Ways of Reading Third Edition - Martin Montgomery, Alan Durant, Nigel Fabb, Tom Furniss, Sara Mills 2007

24.2 Differences in media: film versus prose
Unit 24 Film and prose fiction
Section 6 Media: from text to performance

The commercial film has evolved as a self-contained event, for public screening, lasting about two hours, with a strong emphasis on it being widely intelligible at a single viewing. Originally, as a visual text it was based upon the continuous projection of light through moving frames onto a screen, thereby providing a high-definition image later to be accompanied by high-quality sound. As a result, it evolved as something to be viewed in semi-darkness, with direct appeal to the senses of hearing and vision; but also, typically, for public screenings projection is continuous and without interruption for the course of the film. As a public event there is therefore no possibility, under normal cinematic conditions, for control by the viewer. Spectators in the cinema are in no position to vary or control the rate of viewing. Neither interruption nor review is permitted. The spectator is caught up by the event in a continuous process. Two key points emerge from this. First, the spectator’s condition - viewing images in darkness - is similar to that of someone dreaming; this favours a high degree of projection of the self into the film, or identification with particular aspects of it. Second, as a self-contained but continuously projected event, film in mainstream cinema has evolved under a regime that values easy intelligibility.
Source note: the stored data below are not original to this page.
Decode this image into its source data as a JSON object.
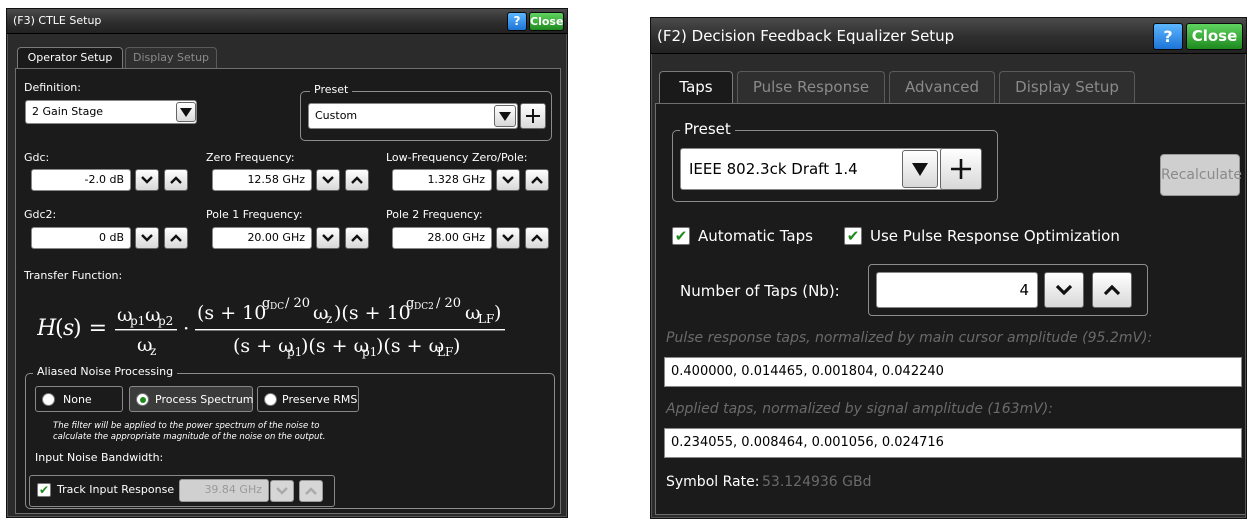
{
  "ctle": {
    "title": "(F3) CTLE Setup",
    "help_label": "?",
    "close_label": "Close",
    "tabs": [
      {
        "label": "Operator Setup",
        "active": true
      },
      {
        "label": "Display Setup",
        "active": false
      }
    ],
    "definition": {
      "label": "Definition:",
      "value": "2 Gain Stage"
    },
    "preset": {
      "label": "Preset",
      "value": "Custom"
    },
    "params": {
      "gdc": {
        "label": "Gdc:",
        "value": "-2.0 dB"
      },
      "zero_freq": {
        "label": "Zero Frequency:",
        "value": "12.58 GHz"
      },
      "lf_zero_pole": {
        "label": "Low-Frequency Zero/Pole:",
        "value": "1.328 GHz"
      },
      "gdc2": {
        "label": "Gdc2:",
        "value": "0 dB"
      },
      "pole1": {
        "label": "Pole 1 Frequency:",
        "value": "20.00 GHz"
      },
      "pole2": {
        "label": "Pole 2 Frequency:",
        "value": "28.00 GHz"
      }
    },
    "transfer_function_label": "Transfer Function:",
    "aliased_noise": {
      "legend": "Aliased Noise Processing",
      "options": [
        {
          "label": "None",
          "selected": false
        },
        {
          "label": "Process Spectrum",
          "selected": true
        },
        {
          "label": "Preserve RMS",
          "selected": false
        }
      ],
      "note_line1": "The filter will be applied to the power spectrum of the noise to",
      "note_line2": "calculate the appropriate magnitude of the noise on the output.",
      "bandwidth_label": "Input Noise Bandwidth:",
      "track_label": "Track Input Response",
      "track_checked": true,
      "bandwidth_value": "39.84 GHz"
    }
  },
  "dfe": {
    "title": "(F2) Decision Feedback Equalizer Setup",
    "help_label": "?",
    "close_label": "Close",
    "tabs": [
      {
        "label": "Taps",
        "active": true
      },
      {
        "label": "Pulse Response",
        "active": false
      },
      {
        "label": "Advanced",
        "active": false
      },
      {
        "label": "Display Setup",
        "active": false
      }
    ],
    "preset": {
      "label": "Preset",
      "value": "IEEE 802.3ck Draft 1.4"
    },
    "recalculate_label": "Recalculate",
    "automatic_taps": {
      "label": "Automatic Taps",
      "checked": true
    },
    "pulse_opt": {
      "label": "Use Pulse Response Optimization",
      "checked": true
    },
    "num_taps": {
      "label": "Number of Taps (Nb):",
      "value": "4"
    },
    "pulse_taps_hint": "Pulse response taps, normalized by main cursor amplitude (95.2mV):",
    "pulse_taps_value": "0.400000, 0.014465, 0.001804, 0.042240",
    "applied_taps_hint": "Applied taps, normalized by signal amplitude (163mV):",
    "applied_taps_value": "0.234055, 0.008464, 0.001056, 0.024716",
    "symbol_rate_label": "Symbol Rate:",
    "symbol_rate_value": "53.124936 GBd"
  }
}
With the growing potential for digitally recording, editing and remastering film, a range of different distribution platforms, outside cinema, have become available. Accordingly, fiction films are no longer restricted to screenings in public auditoria but are widely available through broadcast television, online on the Internet, and on DVD. No doubt the proliferation of formats through which film is available will have long-term consequences for its formal techniques. For the moment, however, these seem to remain strongly rooted in the traditional techniques of (Hollywood) commercial cinema and in habits of collective consumption.

The novel, by contrast, presents its stories in the medium of prose writing. This favours an individual mode of consumption. Reading a prose novel is usually a solitary act, which apparently allows greater degrees of discretion and control to the individual reader. Variable levels of attention are possible, as are differing rates of reading. It is possible to skip and to review. Readers, unlike cinema-goers, can set their own pace and choose to reread at their own convenience; and, while this approach is increasingly available for film spectatorship in DVD formats, it has not yet begun generally to affect the film form.